PROFiLE (Professional Literacy in English): a longitudinal study of the relationship between English as the medium of instruction and the development of professional English literacy
Paper in proceedings, 2015
In many European universities, English is today used as a medium of instruction. One of the reasons is that it is believed that using English as a medium of instruction (EMI) can develop students’ subject-specific knowledge of English. This knowledge is seen as an asset in the workplace and often presented as providing a competitive advantage supporting professional success. The design of many educational programmes shows that this knowledge is supposed to develop incidentally rather than through explicit instruction. Recent research has, however, offered reason to question the extent to which such incidental learning actually occurs (Pecorari et al., 2011, Shaw et al. 2010). In addition, little is known about what type of knowledge is developed in different educational contexts. The present paper reports on the preliminary findings of a project testing assumptions about the development of English-language skills in the EMI environment.

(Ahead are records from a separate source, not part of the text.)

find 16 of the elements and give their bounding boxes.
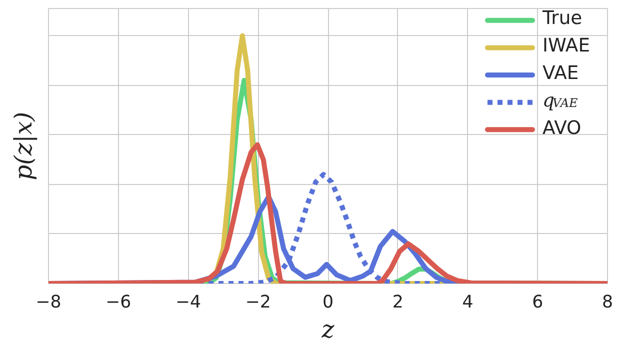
x-axis-title: z bbox=[320, 316, 335, 344]
legend-label: True bbox=[542, 8, 582, 29]
x-tick-label: −8 bbox=[36, 292, 62, 312]
x-tick-label: 2 bbox=[392, 292, 404, 312]
legend-label: VAE bbox=[542, 63, 579, 84]
y-axis-title: p(z|x) bbox=[10, 112, 38, 180]
legend-label: IWAE bbox=[542, 36, 590, 56]
legend-label: AVO bbox=[542, 118, 582, 139]
x-tick-label: −6 bbox=[106, 292, 132, 312]
legend-label: qVAE bbox=[542, 90, 578, 112]
x-tick-label: −4 bbox=[175, 292, 202, 312]
x-tick-label: −2 bbox=[245, 292, 271, 312]
x-tick-label: 4 bbox=[462, 292, 474, 312]
x-tick-label: 6 bbox=[532, 292, 544, 312]
x-tick-label: 0 bbox=[322, 292, 334, 312]
x-tick-label: 8 bbox=[602, 292, 614, 312]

This longitudinal study is following students from several master's programmes from the beginning of their degrees into the workplace, gathering a range of data including language test results, interviews and observations. The aim is to carry out a thorough analysis of proficiency levels, the development of English literacy, and the extent to which activities in the programs support the development of disciplinary discourse and workplace demands. The findings will be used to discuss and recommend measures for improved practice.
Preliminary analysis of the data reveals several themes: evidence that teaching staff and students see use of English as opposed to the local language as both opportunity and disadvantage; a wide diversity of English proficiency levels in the English-medium classroom (as shown by results from four tests distributed to approximately 150 students); and significant differences across participating programmes in terms of the sorts of English-language proficiencies their students are believed to need in the workplace.